We know life so little that it is very little in our power to
 distinguish right from wrong, just from unjust, and to
 say that one is unfortunate because one suffers, which
 has not been proved.
Van Gogh, to his brother Theo and
 sister-in-law Jo.

Clustered beside the road are a van,
pick-up, two sedans. In another season
we might imagine hunters tracking deer
or lugging sixpacks away from their wives.
But the Seal of State on one door warns
a new fact has burned its brand on the landscape.

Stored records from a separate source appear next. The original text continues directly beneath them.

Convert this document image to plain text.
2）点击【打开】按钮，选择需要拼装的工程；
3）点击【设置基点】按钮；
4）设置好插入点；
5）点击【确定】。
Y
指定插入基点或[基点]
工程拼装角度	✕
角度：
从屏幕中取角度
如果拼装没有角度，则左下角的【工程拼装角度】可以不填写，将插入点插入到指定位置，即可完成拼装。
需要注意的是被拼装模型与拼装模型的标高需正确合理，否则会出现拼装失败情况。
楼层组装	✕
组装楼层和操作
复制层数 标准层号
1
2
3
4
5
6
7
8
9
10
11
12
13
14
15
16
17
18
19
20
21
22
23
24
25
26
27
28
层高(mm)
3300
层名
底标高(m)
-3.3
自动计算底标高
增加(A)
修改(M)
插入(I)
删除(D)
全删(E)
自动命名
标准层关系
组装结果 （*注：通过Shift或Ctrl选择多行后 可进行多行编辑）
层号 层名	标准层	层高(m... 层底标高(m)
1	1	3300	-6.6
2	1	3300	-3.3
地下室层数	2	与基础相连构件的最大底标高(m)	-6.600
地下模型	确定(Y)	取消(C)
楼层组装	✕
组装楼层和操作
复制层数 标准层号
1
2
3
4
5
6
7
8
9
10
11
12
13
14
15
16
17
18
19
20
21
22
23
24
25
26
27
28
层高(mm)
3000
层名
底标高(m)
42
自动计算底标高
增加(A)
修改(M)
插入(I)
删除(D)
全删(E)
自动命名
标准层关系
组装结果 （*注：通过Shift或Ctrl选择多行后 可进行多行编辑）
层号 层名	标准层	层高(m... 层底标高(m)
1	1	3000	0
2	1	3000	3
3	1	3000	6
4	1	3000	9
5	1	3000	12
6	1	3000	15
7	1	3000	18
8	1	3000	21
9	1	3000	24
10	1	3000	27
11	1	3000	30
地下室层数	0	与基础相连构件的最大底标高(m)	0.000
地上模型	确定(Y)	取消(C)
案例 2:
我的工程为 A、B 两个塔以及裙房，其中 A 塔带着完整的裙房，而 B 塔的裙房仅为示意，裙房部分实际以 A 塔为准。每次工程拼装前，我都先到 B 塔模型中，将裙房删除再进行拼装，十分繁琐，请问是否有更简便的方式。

From the vacant truck a radio plays
Mozart into the summer breeze.
Now an oboe floats above
the bass of bassoon, a clarinet
lures the horn to join
this conversation on the waves.

We have stopped to check the map
but might believe that only this
was why we drove for hours—
leaves lifted in a freshet,
all else forgotten and offstage
when air and music are one.

In the forest a trooper stops
a witness from cutting the rope
with his knife. Procedures require
cameras and tape, a careful report.
A man’s body, halted by noose
and gravity, slowly swings
from the maple’s limb.
In an hour or two a wife
and elder son will try
through taut jaw to say
they’re not surprised, blame him,
the State, or bank, or all.

Only a few bars remain.
Cut him down. Let him drop
on the layered leaves.
The notes rise into the silence of air
through which the body must descend.